Government ministry of Morocco

The Ministry of Culture and Communication is the Moroccan ministry responsible for the sectors of culture, to promote the national culture, and communication, to implement government policy in various fields of the communication sector.

== Culture and heritage sector ==
The ministry prepares and implements the government's policy related to heritage and cultural and artistic development. Taking into account the competencies assigned to other ministries according to the current legislation and regulations, it directs actions aimed at strengthening the national cultural fabric, coordinates ministries and departments concerned with the promotion of national culture and ensures its prosperity. It also supports actions initiatives which preserve and highlight the national cultural heritage.

The ministry establishes and operates cultural institutions for technical and cultural rehabilitation and education and cooperates with cultural and artistic bodies, institutions, and associations inside and outside Morocco.
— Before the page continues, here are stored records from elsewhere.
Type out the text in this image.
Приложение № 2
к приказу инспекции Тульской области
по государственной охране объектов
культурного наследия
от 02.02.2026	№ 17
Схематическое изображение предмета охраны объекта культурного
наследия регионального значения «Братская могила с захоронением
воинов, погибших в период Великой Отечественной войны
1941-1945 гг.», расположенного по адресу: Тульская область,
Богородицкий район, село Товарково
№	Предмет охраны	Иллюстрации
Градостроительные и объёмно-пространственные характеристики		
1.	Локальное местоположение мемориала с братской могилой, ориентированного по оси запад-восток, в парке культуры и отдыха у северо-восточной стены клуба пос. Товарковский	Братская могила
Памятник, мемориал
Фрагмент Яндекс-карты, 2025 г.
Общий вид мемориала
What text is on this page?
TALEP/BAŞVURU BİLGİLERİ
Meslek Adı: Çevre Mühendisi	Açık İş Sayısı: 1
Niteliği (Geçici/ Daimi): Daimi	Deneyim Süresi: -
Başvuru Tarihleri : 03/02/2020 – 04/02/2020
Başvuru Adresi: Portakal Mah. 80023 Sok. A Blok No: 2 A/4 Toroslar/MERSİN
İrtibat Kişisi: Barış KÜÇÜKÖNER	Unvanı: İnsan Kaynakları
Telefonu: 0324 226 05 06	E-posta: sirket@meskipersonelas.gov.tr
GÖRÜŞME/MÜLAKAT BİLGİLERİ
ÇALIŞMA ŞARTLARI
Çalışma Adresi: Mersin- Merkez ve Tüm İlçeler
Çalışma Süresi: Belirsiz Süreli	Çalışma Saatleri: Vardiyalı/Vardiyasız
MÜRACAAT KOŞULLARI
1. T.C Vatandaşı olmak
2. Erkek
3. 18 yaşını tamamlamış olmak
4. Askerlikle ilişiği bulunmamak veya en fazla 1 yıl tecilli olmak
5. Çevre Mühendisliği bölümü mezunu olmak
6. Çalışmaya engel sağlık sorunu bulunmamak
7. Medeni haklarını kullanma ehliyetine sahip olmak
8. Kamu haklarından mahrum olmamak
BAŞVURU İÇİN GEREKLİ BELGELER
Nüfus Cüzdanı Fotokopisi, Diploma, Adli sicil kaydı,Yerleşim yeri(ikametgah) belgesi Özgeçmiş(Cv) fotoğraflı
== Communication sector ==
The communication sector is responsible for preparing and implementing government policy in all fields of communication, as well as for the supervision of public institutions and other bodies under its authority in accordance to the current laws and regulations. Taking into consideration the responsibilities of ministries and other bodies according to current laws and regulations, it prepares and implements government policy in various fields of the communication sector, including written journalism, audiovisual communication, publicity, cinema, copyright and related rights, training of human resources for the sector and national production, and working on the rehabilitation and development of the sector and supports the development of the media community in Morocco.

The ministry provides public information directed at national and international public opinion and opinion leaders to introduce Morocco's institutions, major reforms, achievements and energies, promotes the government's work in the field of communication and support the development and organization of professions related to the communication sector and promotes partnership with professionals in the field and actors in the public and private sectors.